I’ve been thrown in the deep end. Of a deep ocean. In a tidal wave. And all I want to do is write my stories. [Well, and get people to read ‘em… ] Write a bio, they say. What do you want to know? I write, that’s what I do. [Well, ok, there’s more too, I’ll get to that later.]
I was perfectly content, perching on a certain social media all day [and by all day, I mean that the tab was open in my browser, NOT that I was actually ON there all day.] If I’m online, it’s open, and I’m online a LOT. As an Interior Designer I was using two interactive programs. And as a writer, I Google stuff ALL THE TIME. No, seriously, I do. Of course I have email, and I text [although not a huge fan.]

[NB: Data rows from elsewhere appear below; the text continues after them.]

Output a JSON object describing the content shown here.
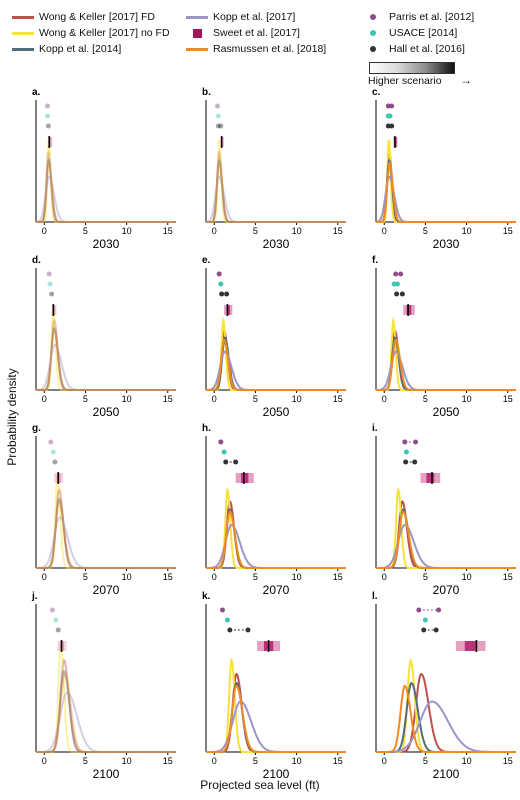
{
  "legend": {
    "col1": [
      {
        "label": "Wong & Keller [2017] FD",
        "color": "#c0504d"
      },
      {
        "label": "Wong & Keller [2017] no FD",
        "color": "#f5e23a"
      },
      {
        "label": "Kopp et al. [2014]",
        "color": "#4f6d7a"
      }
    ],
    "col2": [
      {
        "label": "Kopp et al. [2017]",
        "color": "#9d94c8"
      },
      {
        "label": "Sweet et al. [2017]",
        "color": "#a0155b"
      },
      {
        "label": "Rasmussen et al. [2018]",
        "color": "#f08a24"
      }
    ],
    "col3": [
      {
        "label": "Parris et al. [2012]",
        "color": "#8e4e8a"
      },
      {
        "label": "USACE [2014]",
        "color": "#3ec5b4"
      },
      {
        "label": "Hall et al. [2016]",
        "color": "#333333"
      }
    ],
    "scenario_label": "Higher scenario",
    "scenario_arrow": "→"
  },
  "ylabel": "Probability density",
  "xlabel": "Projected sea level (ft)",
  "chart_data": [
    {
      "panel": "a.",
      "type": "line",
      "xlabel": "2030",
      "xlim": [
        -1,
        16
      ],
      "xticks": [
        0,
        5,
        10,
        15
      ],
      "series_shown": [
        "Wong & Keller [2017] FD",
        "Wong & Keller [2017] no FD",
        "Kopp et al. [2014]",
        "Kopp et al. [2017]",
        "Rasmussen et al. [2018]"
      ],
      "faded": true,
      "density_peaks_ft": [
        0.5,
        0.55,
        0.55,
        0.6,
        0.55
      ],
      "parris_ft": [
        0.4
      ],
      "usace_ft": [
        0.4
      ],
      "hall_ft": [
        0.5
      ],
      "sweet_range_ft": [
        0.5,
        0.9
      ],
      "sweet_ft": 0.6
    },
    {
      "panel": "b.",
      "type": "line",
      "xlabel": "2030",
      "xlim": [
        -1,
        16
      ],
      "xticks": [
        0,
        5,
        10,
        15
      ],
      "series_shown": [
        "Wong & Keller [2017] FD",
        "Wong & Keller [2017] no FD",
        "Kopp et al. [2014]",
        "Kopp et al. [2017]",
        "Rasmussen et al. [2018]"
      ],
      "faded": true,
      "density_peaks_ft": [
        0.6,
        0.6,
        0.6,
        0.6,
        0.6
      ],
      "parris_ft": [
        0.4
      ],
      "usace_ft": [
        0.5
      ],
      "hall_ft": [
        0.5,
        0.8
      ],
      "sweet_range_ft": [
        0.7,
        1.2
      ],
      "sweet_ft": 0.9
    },
    {
      "panel": "c.",
      "type": "line",
      "xlabel": "2030",
      "xlim": [
        -1,
        16
      ],
      "xticks": [
        0,
        5,
        10,
        15
      ],
      "series_shown": [
        "Wong & Keller [2017] FD",
        "Wong & Keller [2017] no FD",
        "Kopp et al. [2014]",
        "Kopp et al. [2017]",
        "Rasmussen et al. [2018]"
      ],
      "faded": false,
      "density_peaks_ft": [
        0.6,
        0.55,
        0.6,
        0.6,
        0.65
      ],
      "parris_ft": [
        0.5,
        0.9
      ],
      "usace_ft": [
        0.5,
        0.7
      ],
      "hall_ft": [
        0.5,
        0.9
      ],
      "sweet_range_ft": [
        1.1,
        1.6
      ],
      "sweet_ft": 1.3
    },
    {
      "panel": "d.",
      "type": "line",
      "xlabel": "2050",
      "xlim": [
        -1,
        16
      ],
      "xticks": [
        0,
        5,
        10,
        15
      ],
      "series_shown": [
        "Wong & Keller [2017] FD",
        "Wong & Keller [2017] no FD",
        "Kopp et al. [2014]",
        "Kopp et al. [2017]",
        "Rasmussen et al. [2018]"
      ],
      "faded": true,
      "density_peaks_ft": [
        1.2,
        1.1,
        1.2,
        1.3,
        1.2
      ],
      "parris_ft": [
        0.6
      ],
      "usace_ft": [
        0.7
      ],
      "hall_ft": [
        0.9
      ],
      "sweet_range_ft": [
        0.9,
        1.5
      ],
      "sweet_ft": 1.1
    },
    {
      "panel": "e.",
      "type": "line",
      "xlabel": "2050",
      "xlim": [
        -1,
        16
      ],
      "xticks": [
        0,
        5,
        10,
        15
      ],
      "series_shown": [
        "Wong & Keller [2017] FD",
        "Wong & Keller [2017] no FD",
        "Kopp et al. [2014]",
        "Kopp et al. [2017]",
        "Rasmussen et al. [2018]"
      ],
      "faded": false,
      "density_peaks_ft": [
        1.2,
        1.1,
        1.3,
        1.3,
        1.2
      ],
      "parris_ft": [
        0.6
      ],
      "usace_ft": [
        0.8
      ],
      "hall_ft": [
        0.9,
        1.5
      ],
      "sweet_range_ft": [
        1.2,
        2.2
      ],
      "sweet_ft": 1.6
    },
    {
      "panel": "f.",
      "type": "line",
      "xlabel": "2050",
      "xlim": [
        -1,
        16
      ],
      "xticks": [
        0,
        5,
        10,
        15
      ],
      "series_shown": [
        "Wong & Keller [2017] FD",
        "Wong & Keller [2017] no FD",
        "Kopp et al. [2014]",
        "Kopp et al. [2017]",
        "Rasmussen et al. [2018]"
      ],
      "faded": false,
      "density_peaks_ft": [
        1.3,
        1.1,
        1.3,
        1.4,
        1.4
      ],
      "parris_ft": [
        1.4,
        2.0
      ],
      "usace_ft": [
        1.2,
        1.6
      ],
      "hall_ft": [
        1.5,
        2.2
      ],
      "sweet_range_ft": [
        2.3,
        3.7
      ],
      "sweet_ft": 2.9
    },
    {
      "panel": "g.",
      "type": "line",
      "xlabel": "2070",
      "xlim": [
        -1,
        16
      ],
      "xticks": [
        0,
        5,
        10,
        15
      ],
      "series_shown": [
        "Wong & Keller [2017] FD",
        "Wong & Keller [2017] no FD",
        "Kopp et al. [2014]",
        "Kopp et al. [2017]",
        "Rasmussen et al. [2018]"
      ],
      "faded": true,
      "density_peaks_ft": [
        1.8,
        1.6,
        1.8,
        1.9,
        1.8
      ],
      "parris_ft": [
        0.8
      ],
      "usace_ft": [
        1.1
      ],
      "hall_ft": [
        1.3
      ],
      "sweet_range_ft": [
        1.2,
        2.3
      ],
      "sweet_ft": 1.7
    },
    {
      "panel": "h.",
      "type": "line",
      "xlabel": "2070",
      "xlim": [
        -1,
        16
      ],
      "xticks": [
        0,
        5,
        10,
        15
      ],
      "series_shown": [
        "Wong & Keller [2017] FD",
        "Wong & Keller [2017] no FD",
        "Kopp et al. [2014]",
        "Kopp et al. [2017]",
        "Rasmussen et al. [2018]"
      ],
      "faded": false,
      "density_peaks_ft": [
        1.9,
        1.6,
        1.9,
        2.1,
        1.9
      ],
      "parris_ft": [
        0.8
      ],
      "usace_ft": [
        1.2
      ],
      "hall_ft": [
        1.4,
        2.6
      ],
      "sweet_range_ft": [
        2.6,
        4.8
      ],
      "sweet_ft": 3.6
    },
    {
      "panel": "i.",
      "type": "line",
      "xlabel": "2070",
      "xlim": [
        -1,
        16
      ],
      "xticks": [
        0,
        5,
        10,
        15
      ],
      "series_shown": [
        "Wong & Keller [2017] FD",
        "Wong & Keller [2017] no FD",
        "Kopp et al. [2014]",
        "Kopp et al. [2017]",
        "Rasmussen et al. [2018]"
      ],
      "faded": false,
      "density_peaks_ft": [
        2.2,
        1.7,
        2.3,
        2.5,
        2.3
      ],
      "parris_ft": [
        2.5,
        3.8
      ],
      "usace_ft": [
        2.7
      ],
      "hall_ft": [
        2.6,
        3.7
      ],
      "sweet_range_ft": [
        4.4,
        6.8
      ],
      "sweet_ft": 5.8
    },
    {
      "panel": "j.",
      "type": "line",
      "xlabel": "2100",
      "xlim": [
        -1,
        16
      ],
      "xticks": [
        0,
        5,
        10,
        15
      ],
      "series_shown": [
        "Wong & Keller [2017] FD",
        "Wong & Keller [2017] no FD",
        "Kopp et al. [2014]",
        "Kopp et al. [2017]",
        "Rasmussen et al. [2018]"
      ],
      "faded": true,
      "density_peaks_ft": [
        2.4,
        2.0,
        2.4,
        2.8,
        2.5
      ],
      "parris_ft": [
        1.0
      ],
      "usace_ft": [
        1.4
      ],
      "hall_ft": [
        1.7
      ],
      "sweet_range_ft": [
        1.6,
        2.7
      ],
      "sweet_ft": 2.1
    },
    {
      "panel": "k.",
      "type": "line",
      "xlabel": "2100",
      "xlim": [
        -1,
        16
      ],
      "xticks": [
        0,
        5,
        10,
        15
      ],
      "series_shown": [
        "Wong & Keller [2017] FD",
        "Wong & Keller [2017] no FD",
        "Kopp et al. [2014]",
        "Kopp et al. [2017]",
        "Rasmussen et al. [2018]"
      ],
      "faded": false,
      "density_peaks_ft": [
        2.7,
        2.1,
        2.7,
        3.2,
        2.7
      ],
      "parris_ft": [
        1.0
      ],
      "usace_ft": [
        1.6
      ],
      "hall_ft": [
        1.9,
        4.1
      ],
      "sweet_range_ft": [
        5.2,
        8.0
      ],
      "sweet_ft": 6.6
    },
    {
      "panel": "l.",
      "type": "line",
      "xlabel": "2100",
      "xlim": [
        -1,
        16
      ],
      "xticks": [
        0,
        5,
        10,
        15
      ],
      "series_shown": [
        "Wong & Keller [2017] FD",
        "Wong & Keller [2017] no FD",
        "Kopp et al. [2014]",
        "Kopp et al. [2017]",
        "Rasmussen et al. [2018]"
      ],
      "faded": false,
      "density_peaks_ft": [
        4.5,
        3.2,
        3.3,
        5.8,
        2.5
      ],
      "parris_ft": [
        4.2,
        6.6
      ],
      "usace_ft": [
        5.0
      ],
      "hall_ft": [
        4.8,
        6.3
      ],
      "sweet_range_ft": [
        8.7,
        12.3
      ],
      "sweet_ft": 11.2
    }
  ]
}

Since the release of Tessa, I have sought to broaden my writer’s presence. I have joined writer’s pages and groups, I have subscribed to other author’s pages. I started a blog and revived another one, and this robin bird finally decided to tweet. It’s all about shouting to the world, “HEY! Look at me!” So, HEY, lookie here, look at me! And I’m overwhelmed.
Let me explain a little something about me. I’m a wee tad bit OCD. I know myself, if I started following blogs, I’d have to read each and every post, so I’ve avoided it. Same with Twitter. [truth be told, I was that way with Facebook until recently] There’s just not enough hours in the day, or a lifetime to keep up with it all. OVERLOAD!!! Warning, Will Robinson, danger.
And yet, here I am, blogging. Yippee. It’s not that I don’t enjoy it, ‘cause I do. I know at first I wasn’t sure what to say, but that’s not true. I’m a writer, there’s never nothing to say. Ever. EVER.
So, now you know. I’m learning to swim. And I think my feet are touching some sand in the murky waters, and I’m starting to wade through this media panoply. Can’t make promises, not yet, gotta get the rhythm of it yet, but my goal is to post a new blog at least once a week, to introduce myself. That and write my stories.